Os varejistas de vestuário estão despertando para as vantagens de incluir em sua gama de produtos os calçados. Prova disso é que o número de lojas que diversificam seus artigos está crescendo, conforme informam os representantes comerciais, tornando-se este um importante nicho para as vendas de sapatos.
Um dos fatores para esta mudança de comportamento é a solicitação dos próprios consumidores para os lojistas terem uma diversidade maior de mercadorias. Assim, o cliente pode encontrar, num só lugar, a roupa, o calçado e acessório para compor o look. A proprietária da Rafaela Modas (Nova Venécia/ES), Auzemir Aparecida Chiarelli, é um exemplo. Ela iniciou sua atividade somente com vestuário, mas há cinco anos somou aos seus produtos algumas marcas de calçados. Ela explica que a ideia surgiu devido à procura dos clientes que queriam fazer a combinação com as roupas que compravam. Os novos artigos emplacaram.
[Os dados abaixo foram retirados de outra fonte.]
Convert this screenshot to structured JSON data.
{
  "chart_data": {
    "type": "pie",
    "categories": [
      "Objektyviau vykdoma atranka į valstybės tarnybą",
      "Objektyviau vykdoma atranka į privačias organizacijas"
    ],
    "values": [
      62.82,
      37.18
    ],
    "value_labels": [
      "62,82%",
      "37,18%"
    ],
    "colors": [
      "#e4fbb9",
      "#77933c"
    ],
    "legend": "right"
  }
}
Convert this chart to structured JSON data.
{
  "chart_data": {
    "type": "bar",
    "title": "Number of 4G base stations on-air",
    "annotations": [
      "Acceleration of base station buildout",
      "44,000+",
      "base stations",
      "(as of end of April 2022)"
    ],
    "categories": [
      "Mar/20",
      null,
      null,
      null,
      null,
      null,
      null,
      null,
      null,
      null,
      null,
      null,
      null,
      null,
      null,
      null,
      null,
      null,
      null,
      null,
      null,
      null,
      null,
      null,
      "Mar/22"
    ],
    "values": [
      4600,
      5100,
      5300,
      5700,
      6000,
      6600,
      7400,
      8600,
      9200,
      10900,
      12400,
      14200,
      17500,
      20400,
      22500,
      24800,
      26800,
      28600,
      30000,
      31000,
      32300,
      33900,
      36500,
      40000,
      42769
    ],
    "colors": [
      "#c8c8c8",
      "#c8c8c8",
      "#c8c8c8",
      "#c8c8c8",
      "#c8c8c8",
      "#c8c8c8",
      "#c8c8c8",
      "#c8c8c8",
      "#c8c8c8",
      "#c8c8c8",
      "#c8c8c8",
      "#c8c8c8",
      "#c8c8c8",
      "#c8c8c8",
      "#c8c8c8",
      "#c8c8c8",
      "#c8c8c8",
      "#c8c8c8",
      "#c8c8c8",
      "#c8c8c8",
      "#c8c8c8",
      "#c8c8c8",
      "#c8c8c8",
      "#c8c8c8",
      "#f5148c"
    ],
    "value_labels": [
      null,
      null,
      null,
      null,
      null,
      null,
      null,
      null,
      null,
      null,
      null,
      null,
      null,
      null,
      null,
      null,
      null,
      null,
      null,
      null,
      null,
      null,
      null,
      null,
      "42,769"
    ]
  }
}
“Hoje as vendas estão divididas em 60% de vestuário e 40% de calçados’’, avalia. O representante Geraldo Lara, da Pisante Representações (Vitória/ES), revela que a abertura das lojas de confecções para os calçados está crescendo principalmente no segmento feminino.
Ele representa no Estado do Espírito Santo as marcas Usaflex, Cor da Flor e Crysalis e tem vários clientes que trabalham com a venda de confecção e que incorporaram ao seu mix de artigos os calçados e também os acessórios.
Os pedidos, informa Jorge Luiz Leite, da Flash Representações (Goiânia/GO), cresceram desde que os clientes que comercializam vestuário começaram a vender calçados e acessórios. “A clientela já está formada e fidelizada. No início, o faturamento dos lojistas era 80% vestuário e 20% calçados. Hoje o segmento calçadista ocupa 60% do faturamento deles’’, conta Leite, que comercializa as grifes Piccadilly e Fasolo nos Estados de Goiás, Tocantins e Distrito Federal.